The US Federal Reserve (Fed) confirmed this Wednesday a new interest rate decline Reference of 25 basis pointsis now somewhere in between 3.50% to 3.75% annually. This decline is in addition to the 25 basis point cut already made in mid-last September. In this way, the economists of iProfessional Wondering what impact this news will have on dollar bonds in Argentina.
The already expected argument for this cut was “Change in risk balance”. For this reason, the Fed reiterated in the report its commitment to achieving full employment and bringing inflation back to 2% and announced that it would cautiously assess the coming data to determine possible new adjustments.
The Federal Reserve reported that US economic activity continues to grow at a moderate pace while the labor market shows signs of slowing: “Job creation slowed and the unemployment rate rose slightly towards September. At the same time, inflation picked up again compared to the beginning of the year and remains above the official target.” he detailed.
In this context, the organization recognized that uncertainty about the economic outlook remains high and that downside risks to employment have increased in recent months.
The statement noted that the company is ready to change the monetary policy course when risks arise that endanger their goals. To this end, it will continue to monitor a wide range of indicators: labor market conditions, inflation pressures and expectations, and financial and international factors.
The committee was also of the view that the Reserve balances have fallen to a “sufficient” level“, so here we go Purchases of short-term government bonds to keep banks’ liquidity stable.
Fed interest rate cut: impact on Argentina
Currently in Argentina the The positive effect of this measure is that it lowers the reference interest rate that emerging countries will have to issue debt while at the same time returning to the assets of the region’s countries in a more seductive manner.
“The loss has already been priced in. What I think is most important is the predictions for the future.
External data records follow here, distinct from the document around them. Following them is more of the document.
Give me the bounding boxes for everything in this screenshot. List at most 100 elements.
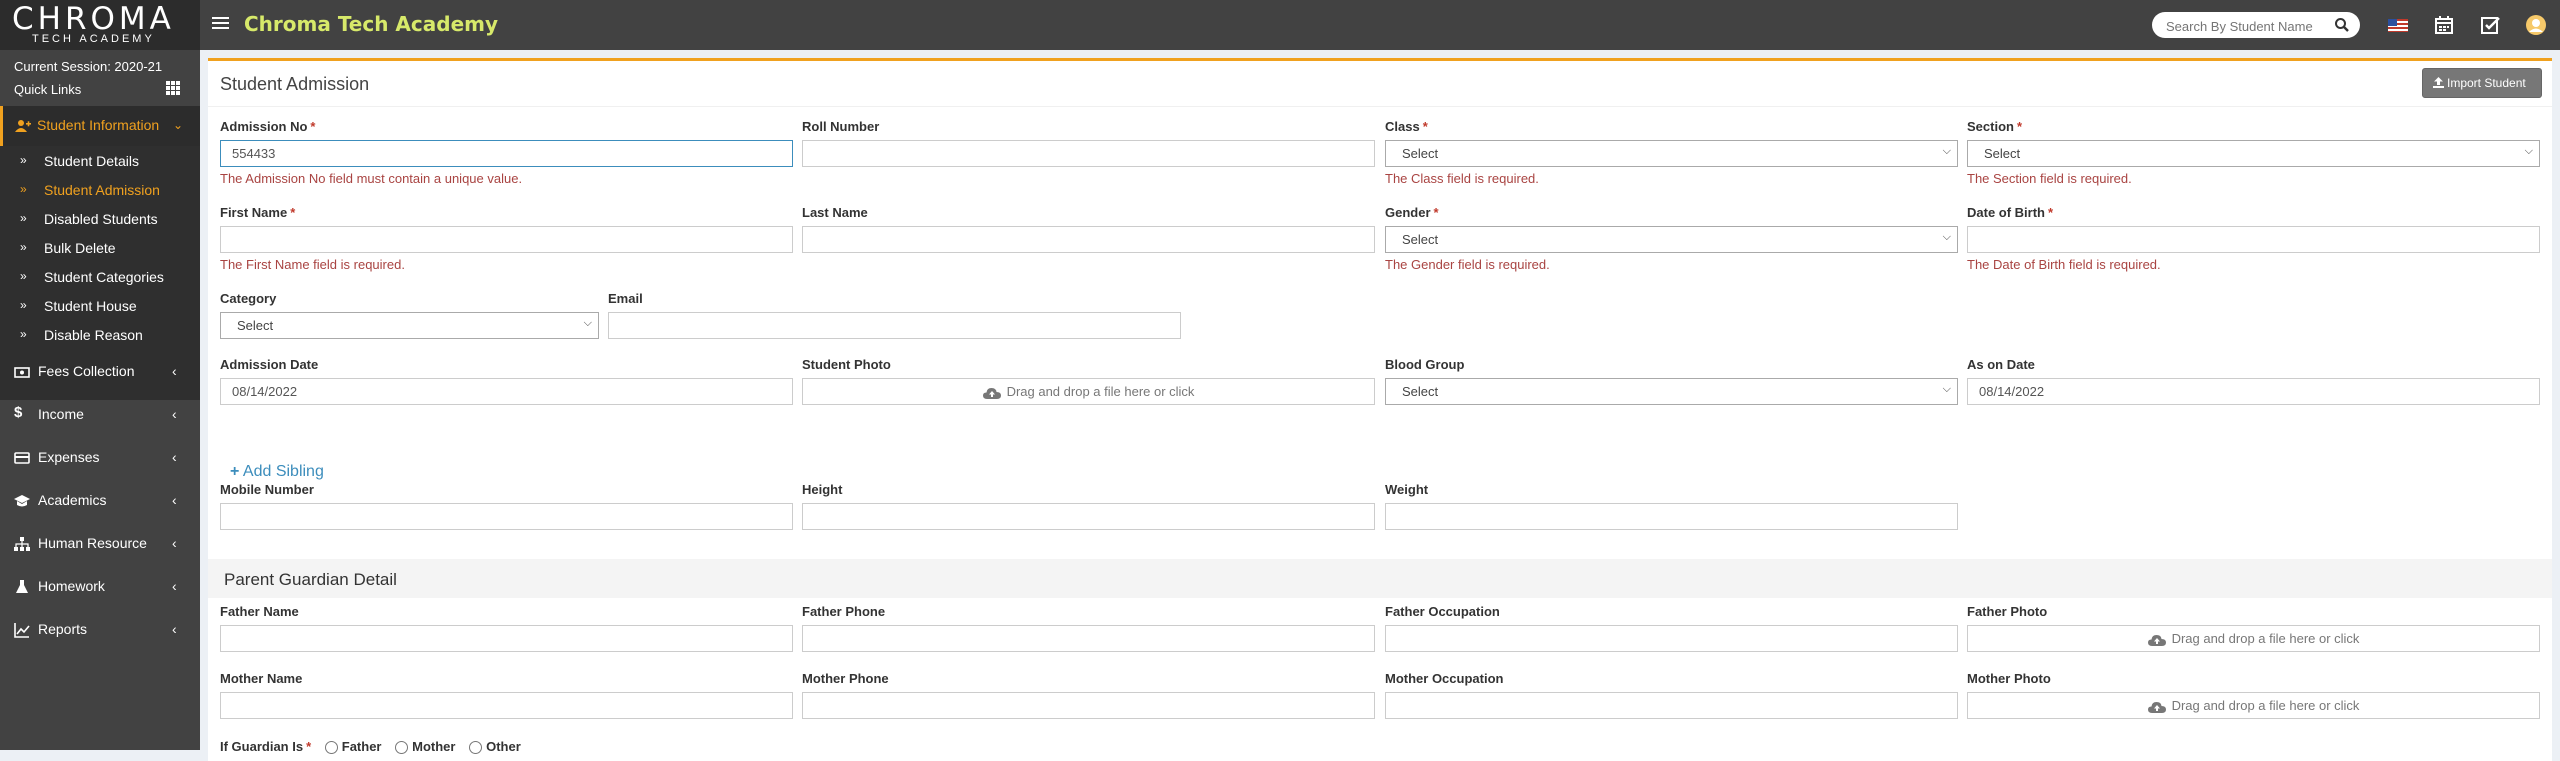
double-chevron-right-icon: »	[20, 298, 27, 312]
school-name: Chroma Tech Academy	[244, 12, 499, 36]
sidebar-item-label: Human Resource	[38, 535, 147, 551]
double-chevron-right-icon: »	[20, 182, 27, 196]
weight-label: Weight	[1385, 482, 1429, 497]
sidebar-item-academics[interactable]: Academics ‹	[0, 480, 200, 523]
section-label: Section *	[1967, 119, 2023, 134]
sidebar-item-reports[interactable]: Reports ‹	[0, 609, 200, 652]
chevron-down-icon: ⌵	[1942, 231, 1951, 243]
search-input[interactable]	[2164, 16, 2328, 36]
dropzone-text: Drag and drop a file here or click	[2171, 698, 2360, 713]
father-phone-label: Father Phone	[802, 604, 886, 619]
gender-select-value: Select	[1402, 232, 1439, 247]
guardian-father-radio[interactable]	[324, 741, 338, 755]
as-on-date-input[interactable]	[1967, 378, 2540, 405]
menu-icon[interactable]	[212, 14, 229, 34]
submenu-item-student-admission[interactable]: » Student Admission	[0, 176, 200, 205]
grid-icon[interactable]	[166, 81, 180, 95]
mother-photo-dropzone[interactable]: Drag and drop a file here or click	[1967, 692, 2540, 719]
roll-number-input[interactable]	[802, 140, 1375, 167]
dropzone-text: Drag and drop a file here or click	[1006, 384, 1195, 399]
double-chevron-right-icon: »	[20, 153, 27, 167]
email-input[interactable]	[608, 312, 1181, 339]
sidebar-item-fees-collection[interactable]: Fees Collection ‹	[0, 351, 200, 394]
top-navbar: CHROMA TECH ACADEMY Chroma Tech Academy	[0, 0, 2560, 50]
submenu-item-bulk-delete[interactable]: » Bulk Delete	[0, 234, 200, 263]
user-avatar-icon[interactable]	[2524, 13, 2548, 37]
guardian-is-group: If Guardian Is * Father Mother Other	[220, 739, 521, 755]
quick-links-label[interactable]: Quick Links	[14, 82, 81, 97]
us-flag-icon[interactable]	[2386, 13, 2410, 37]
father-occupation-label: Father Occupation	[1385, 604, 1500, 619]
user-plus-icon	[15, 120, 31, 132]
guardian-mother-radio[interactable]	[395, 741, 409, 755]
calendar-icon[interactable]	[2432, 13, 2456, 37]
submenu-label: Disable Reason	[44, 327, 143, 343]
logo[interactable]: CHROMA TECH ACADEMY	[0, 0, 200, 50]
height-input[interactable]	[802, 503, 1375, 530]
submenu-item-student-details[interactable]: » Student Details	[0, 147, 200, 176]
admission-no-label: Admission No *	[220, 119, 316, 134]
mobile-number-label: Mobile Number	[220, 482, 314, 497]
chevron-left-icon: ‹	[172, 492, 177, 508]
dollar-icon: $	[14, 404, 23, 421]
mother-name-input[interactable]	[220, 692, 793, 719]
add-sibling-link[interactable]: + Add Sibling	[230, 463, 324, 481]
import-student-button[interactable]: Import Student	[2422, 68, 2542, 98]
class-error: The Class field is required.	[1385, 171, 1539, 186]
class-select-value: Select	[1402, 146, 1439, 161]
blood-group-select[interactable]: Select ⌵	[1385, 378, 1958, 405]
as-on-date-label: As on Date	[1967, 357, 2035, 372]
submenu-item-disable-reason[interactable]: » Disable Reason	[0, 321, 200, 350]
dob-input[interactable]	[1967, 226, 2540, 253]
guardian-other-radio[interactable]	[469, 741, 483, 755]
sidebar-item-student-information[interactable]: Student Information ⌄	[0, 106, 200, 146]
submenu-item-disabled-students[interactable]: » Disabled Students	[0, 205, 200, 234]
father-occupation-input[interactable]	[1385, 625, 1958, 652]
dob-error: The Date of Birth field is required.	[1967, 257, 2161, 272]
first-name-error: The First Name field is required.	[220, 257, 405, 272]
father-phone-input[interactable]	[802, 625, 1375, 652]
father-name-input[interactable]	[220, 625, 793, 652]
current-session[interactable]: Current Session: 2020-21	[14, 59, 162, 74]
submenu-item-student-house[interactable]: » Student House	[0, 292, 200, 321]
student-photo-dropzone[interactable]: Drag and drop a file here or click	[802, 378, 1375, 405]
sidebar-item-homework[interactable]: Homework ‹	[0, 566, 200, 609]
divider	[208, 106, 2552, 107]
section-select-value: Select	[1984, 146, 2021, 161]
chevron-left-icon: ‹	[172, 406, 177, 422]
first-name-input[interactable]	[220, 226, 793, 253]
section-select[interactable]: Select ⌵	[1967, 140, 2540, 167]
cloud-upload-icon	[2147, 634, 2166, 646]
sidebar-item-label: Fees Collection	[38, 363, 135, 379]
admission-date-input[interactable]	[220, 378, 793, 405]
sidebar-item-human-resource[interactable]: Human Resource ‹	[0, 523, 200, 566]
sidebar-item-label: Reports	[38, 621, 88, 637]
submenu-item-student-categories[interactable]: » Student Categories	[0, 263, 200, 292]
mother-occupation-input[interactable]	[1385, 692, 1958, 719]
last-name-input[interactable]	[802, 226, 1375, 253]
mobile-number-input[interactable]	[220, 503, 793, 530]
mother-phone-input[interactable]	[802, 692, 1375, 719]
sidebar-item-income[interactable]: $ Income ‹	[0, 394, 200, 437]
sidebar-item-label: Income	[38, 406, 84, 422]
sidebar-item-expenses[interactable]: Expenses ‹	[0, 437, 200, 480]
submenu-label: Student Admission	[44, 182, 160, 198]
main-content: Student Admission Import Student Admissi…	[200, 50, 2560, 761]
search-icon[interactable]	[2334, 17, 2350, 33]
class-select[interactable]: Select ⌵	[1385, 140, 1958, 167]
weight-input[interactable]	[1385, 503, 1958, 530]
chevron-left-icon: ‹	[172, 535, 177, 551]
submenu-label: Disabled Students	[44, 211, 158, 227]
radio-label: Other	[486, 739, 521, 754]
category-label: Category	[220, 291, 277, 306]
student-search	[2152, 12, 2360, 38]
category-select[interactable]: Select ⌵	[220, 312, 599, 339]
sidebar-item-label: Homework	[38, 578, 105, 594]
flask-icon	[16, 580, 28, 593]
section-error: The Section field is required.	[1967, 171, 2132, 186]
gender-select[interactable]: Select ⌵	[1385, 226, 1958, 253]
father-photo-dropzone[interactable]: Drag and drop a file here or click	[1967, 625, 2540, 652]
task-check-icon[interactable]	[2478, 13, 2502, 37]
admission-no-input[interactable]	[220, 140, 793, 167]
first-name-label: First Name *	[220, 205, 296, 220]
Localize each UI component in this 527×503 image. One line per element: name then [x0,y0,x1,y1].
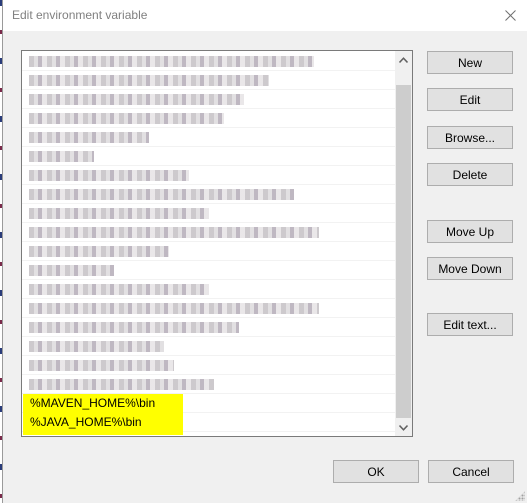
redacted-path-text [29,265,114,276]
vertical-scrollbar[interactable] [395,51,412,436]
redacted-path-text [29,341,164,352]
redacted-path-text [29,208,209,219]
chevron-down-icon [399,424,408,431]
redacted-path-text [29,189,294,200]
close-button[interactable] [493,0,527,31]
list-item[interactable] [22,71,396,90]
list-item[interactable] [22,147,396,166]
edit-button[interactable]: Edit [427,88,513,111]
path-list-rows: %MAVEN_HOME%\bin %JAVA_HOME%\bin [22,52,396,435]
ok-button[interactable]: OK [333,460,419,483]
scrollbar-thumb[interactable] [396,85,411,418]
list-item[interactable] [22,242,396,261]
list-item-highlighted[interactable]: %JAVA_HOME%\bin [22,413,396,435]
redacted-path-text [29,170,189,181]
list-item[interactable] [22,52,396,71]
redacted-path-text [29,284,209,295]
list-item[interactable] [22,337,396,356]
list-item[interactable] [22,204,396,223]
list-item[interactable] [22,280,396,299]
redacted-path-text [29,151,94,162]
delete-button[interactable]: Delete [427,163,513,186]
move-down-button[interactable]: Move Down [427,257,513,280]
list-item[interactable] [22,109,396,128]
cancel-button[interactable]: Cancel [428,460,514,483]
path-entry-text: %JAVA_HOME%\bin [30,415,142,429]
redacted-path-text [29,379,214,390]
new-button[interactable]: New [427,51,513,74]
redacted-path-text [29,246,169,257]
list-item[interactable] [22,185,396,204]
chevron-up-icon [399,56,408,63]
list-item[interactable] [22,318,396,337]
scroll-down-button[interactable] [395,419,412,436]
list-item[interactable] [22,299,396,318]
list-item[interactable] [22,128,396,147]
browse-button[interactable]: Browse... [427,126,513,149]
edit-environment-variable-dialog: Edit environment variable %MAVEN_HOME%\b… [2,0,527,503]
redacted-path-text [29,56,314,67]
redacted-path-text [29,132,149,143]
redacted-path-text [29,303,319,314]
redacted-path-text [29,94,244,105]
redacted-path-text [29,113,224,124]
list-item[interactable] [22,90,396,109]
move-up-button[interactable]: Move Up [427,220,513,243]
list-item[interactable] [22,223,396,242]
redacted-path-text [29,227,319,238]
list-item[interactable] [22,261,396,280]
redacted-path-text [29,322,239,333]
redacted-path-text [29,75,269,86]
list-item-highlighted[interactable]: %MAVEN_HOME%\bin [22,394,396,413]
list-item[interactable] [22,166,396,185]
path-list[interactable]: %MAVEN_HOME%\bin %JAVA_HOME%\bin [21,50,413,437]
path-entry-text: %MAVEN_HOME%\bin [30,396,156,410]
resize-grip[interactable] [515,491,525,501]
list-item[interactable] [22,375,396,394]
edit-text-button[interactable]: Edit text... [427,313,513,336]
close-icon [504,10,516,21]
redacted-path-text [29,360,174,371]
list-item[interactable] [22,356,396,375]
title-bar: Edit environment variable [3,0,527,31]
scroll-up-button[interactable] [395,51,412,68]
window-title: Edit environment variable [12,8,148,22]
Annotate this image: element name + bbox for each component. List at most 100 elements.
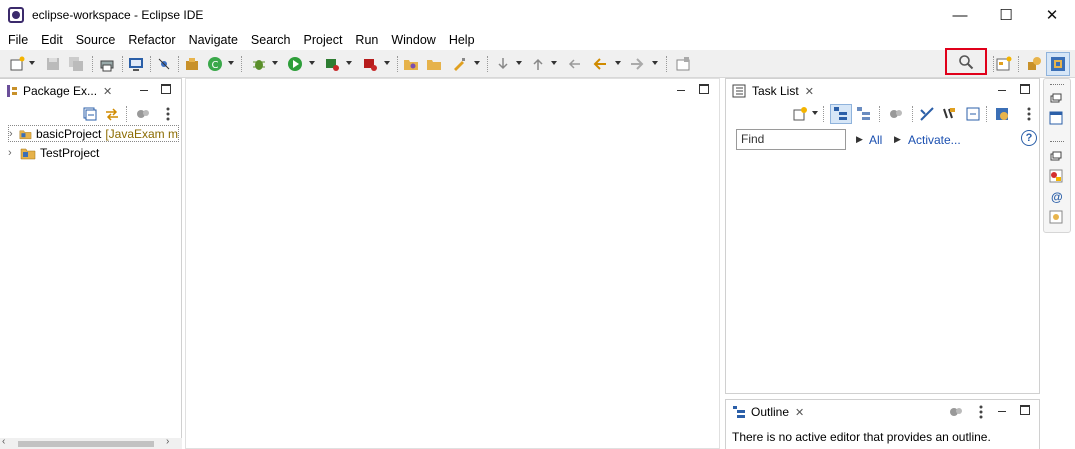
debug-icon[interactable] — [251, 56, 267, 72]
next-annotation-dropdown-icon[interactable] — [516, 61, 522, 65]
categorized-icon[interactable] — [833, 106, 849, 122]
save-all-icon[interactable] — [68, 56, 84, 72]
close-tab-icon[interactable]: ✕ — [805, 85, 814, 98]
collapse-all-icon[interactable] — [965, 106, 981, 122]
scrollbar-thumb[interactable] — [18, 441, 154, 447]
horizontal-scrollbar[interactable]: ‹ › — [0, 436, 182, 449]
collapse-all-icon[interactable] — [82, 106, 98, 122]
all-link[interactable]: All — [869, 133, 882, 147]
hide-completed-icon[interactable] — [919, 106, 935, 122]
scroll-left-icon[interactable]: ‹ — [2, 436, 5, 447]
tree-item-basicproject[interactable]: › basicProject [JavaExam m — [8, 125, 179, 142]
javadoc-icon[interactable]: @ — [1051, 190, 1063, 204]
search-pen-dropdown-icon[interactable] — [474, 61, 480, 65]
filters-icon[interactable] — [135, 106, 151, 122]
external-tools-icon[interactable] — [362, 56, 378, 72]
filter-icon[interactable] — [948, 404, 964, 420]
restore-icon[interactable] — [1049, 91, 1063, 105]
link-with-editor-icon[interactable] — [104, 106, 120, 122]
filter-icon[interactable] — [888, 106, 904, 122]
menu-window[interactable]: Window — [391, 33, 435, 47]
focus-icon[interactable] — [941, 106, 957, 122]
tree-item-testproject[interactable]: › TestProject — [8, 144, 99, 161]
minimize-icon[interactable] — [139, 85, 149, 95]
expand-chevron-icon[interactable]: › — [8, 147, 18, 159]
scroll-right-icon[interactable]: › — [166, 436, 169, 447]
outline-title: Outline — [751, 405, 790, 419]
tab-task-list[interactable]: Task List ✕ — [726, 79, 820, 103]
prev-annotation-dropdown-icon[interactable] — [551, 61, 557, 65]
synchronize-icon[interactable] — [994, 106, 1010, 122]
save-icon[interactable] — [45, 56, 61, 72]
minimize-icon[interactable] — [997, 406, 1007, 416]
menu-run[interactable]: Run — [355, 33, 378, 47]
back-icon[interactable] — [592, 56, 608, 72]
tab-outline[interactable]: Outline ✕ — [726, 400, 811, 424]
open-type-icon[interactable] — [403, 56, 419, 72]
maximize-icon[interactable] — [699, 84, 709, 94]
new-icon[interactable] — [10, 56, 26, 72]
close-button[interactable]: ✕ — [1029, 0, 1075, 30]
new-dropdown-icon[interactable] — [29, 61, 35, 65]
problems-icon[interactable] — [1049, 169, 1063, 183]
package-explorer-icon — [7, 85, 17, 97]
menu-refactor[interactable]: Refactor — [128, 33, 175, 47]
menu-search[interactable]: Search — [251, 33, 291, 47]
declaration-icon[interactable] — [1049, 210, 1063, 224]
close-tab-icon[interactable]: ✕ — [103, 85, 112, 98]
maximize-icon[interactable] — [1020, 405, 1030, 415]
run-icon[interactable] — [287, 56, 303, 72]
minimize-icon[interactable] — [676, 85, 686, 95]
scheduled-icon[interactable] — [856, 106, 872, 122]
new-class-icon[interactable]: C — [207, 56, 223, 72]
maximize-icon[interactable] — [1020, 84, 1030, 94]
open-folder-icon[interactable] — [426, 56, 442, 72]
coverage-dropdown-icon[interactable] — [346, 61, 352, 65]
maximize-icon[interactable] — [161, 84, 171, 94]
minimize-icon[interactable] — [997, 85, 1007, 95]
search-button[interactable] — [945, 48, 987, 75]
run-dropdown-icon[interactable] — [309, 61, 315, 65]
skip-breakpoints-icon[interactable] — [156, 56, 172, 72]
close-tab-icon[interactable]: ✕ — [795, 406, 804, 419]
title-bar: eclipse-workspace - Eclipse IDE — ☐ ✕ — [0, 0, 1075, 30]
view-menu-icon[interactable] — [1021, 106, 1037, 122]
last-edit-location-icon[interactable] — [567, 56, 583, 72]
back-dropdown-icon[interactable] — [615, 61, 621, 65]
view-menu-icon[interactable] — [973, 404, 989, 420]
debug-perspective-icon[interactable] — [1026, 56, 1042, 72]
new-java-package-icon[interactable] — [184, 56, 200, 72]
menu-project[interactable]: Project — [304, 33, 343, 47]
menu-file[interactable]: File — [8, 33, 28, 47]
forward-dropdown-icon[interactable] — [652, 61, 658, 65]
search-pen-icon[interactable] — [451, 56, 467, 72]
menu-source[interactable]: Source — [76, 33, 116, 47]
forward-icon[interactable] — [629, 56, 645, 72]
restore-icon[interactable] — [1049, 149, 1063, 163]
open-perspective-icon[interactable] — [996, 56, 1012, 72]
expand-chevron-icon[interactable]: › — [9, 128, 17, 140]
external-tools-dropdown-icon[interactable] — [384, 61, 390, 65]
print-icon[interactable] — [99, 56, 115, 72]
help-icon[interactable]: ? — [1021, 130, 1037, 146]
new-task-icon[interactable] — [792, 106, 808, 122]
tab-package-explorer[interactable]: Package Ex... ✕ — [0, 79, 119, 103]
activate-link[interactable]: Activate... — [908, 133, 961, 147]
view-menu-icon[interactable] — [160, 106, 176, 122]
menu-navigate[interactable]: Navigate — [189, 33, 238, 47]
task-find-input[interactable]: Find — [736, 129, 846, 150]
new-class-dropdown-icon[interactable] — [228, 61, 234, 65]
next-annotation-icon[interactable] — [495, 56, 511, 72]
pin-editor-icon[interactable] — [675, 56, 691, 72]
new-task-dropdown-icon[interactable] — [812, 111, 818, 115]
maximize-button[interactable]: ☐ — [983, 0, 1029, 30]
menu-edit[interactable]: Edit — [41, 33, 63, 47]
coverage-icon[interactable] — [324, 56, 340, 72]
minimize-button[interactable]: — — [937, 0, 983, 30]
debug-dropdown-icon[interactable] — [272, 61, 278, 65]
terminal-icon[interactable] — [128, 56, 144, 72]
prev-annotation-icon[interactable] — [530, 56, 546, 72]
view-icon[interactable] — [1049, 111, 1063, 125]
menu-help[interactable]: Help — [449, 33, 475, 47]
java-perspective-icon[interactable] — [1050, 56, 1066, 72]
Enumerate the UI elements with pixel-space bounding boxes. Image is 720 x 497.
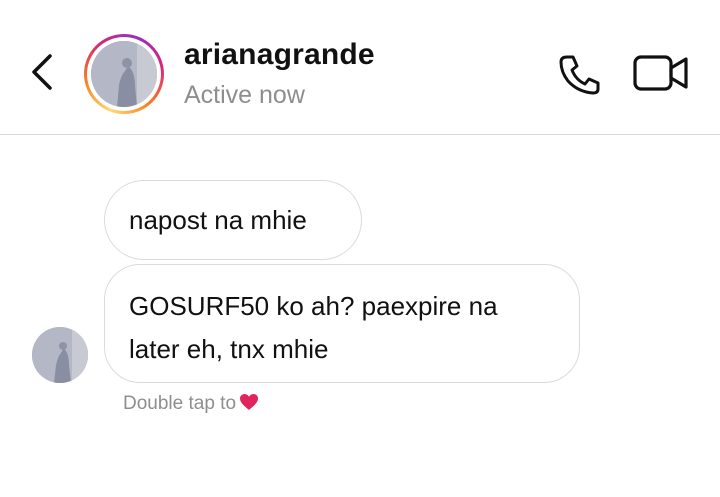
profile-avatar-story-ring[interactable] xyxy=(84,34,164,114)
active-status: Active now xyxy=(184,81,305,109)
heart-icon xyxy=(239,393,259,417)
double-tap-hint: Double tap to xyxy=(123,393,259,417)
sender-avatar[interactable] xyxy=(32,327,88,383)
avatar-photo xyxy=(32,327,88,383)
avatar xyxy=(91,41,157,107)
phone-icon xyxy=(559,55,600,95)
message-bubble[interactable]: napost na mhie xyxy=(104,180,362,260)
chat-username[interactable]: arianagrande xyxy=(184,38,375,72)
audio-call-button[interactable] xyxy=(556,52,604,96)
chat-header: arianagrande Active now xyxy=(0,0,720,135)
hint-text: Double tap to xyxy=(123,393,237,414)
video-camera-icon xyxy=(633,55,688,91)
video-call-button[interactable] xyxy=(632,52,690,94)
avatar-ring-gap xyxy=(87,37,161,111)
chevron-left-icon xyxy=(32,54,52,90)
back-button[interactable] xyxy=(22,52,62,92)
avatar-photo xyxy=(91,41,157,107)
chat-screen: arianagrande Active now napost na mhie G… xyxy=(0,0,720,497)
message-bubble[interactable]: GOSURF50 ko ah? paexpire na later eh, tn… xyxy=(104,264,580,383)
Should we see a looser Fed willing to continue on the path of lower interest rates, this will boost appetite for global risk assets and in this sense Argentina can benefit“, he claims Isaiah Mariniexplains the economist of the ONE618 Fund (formerly Consultatio).
He even points out that this year the emerging, They achieved “impressive returns” on both bonds and stocks, Therefore, a greater reduction in tariffs is required The Federal Reserve can “maintain that appetite.”
In the same sense, Juan DiedrichsInvestment advisor at Capital Markets, agrees that the Fed’s rate cut “is a tailwind for all emerging markets,” because it means lower financing costs and greater attractiveness for Latin American countries.
Therefore he comes to this conclusion “The news is very good and it is lower financing costs for everyone”.
For Andres Repetto, Market analyst at Andy Stop Loss, the Fed’s rate cut “makes money cheaper in the United States.” “That means many dollars that are now parked in North American bonds are leaving these securities when their yield falls and moving into riskier assets.”
In short, for Federico ZerbaEconomist and head of sector economics at the Institute of Sectoral Economics (IES), this interest rate cut by the Fed It is “positive for the country because it motivates a shift of capital towards emerging market and commodity assets, which can benefit us in seeking financing from the Treasury and the provinces. Also in strengthening exports through prices.”.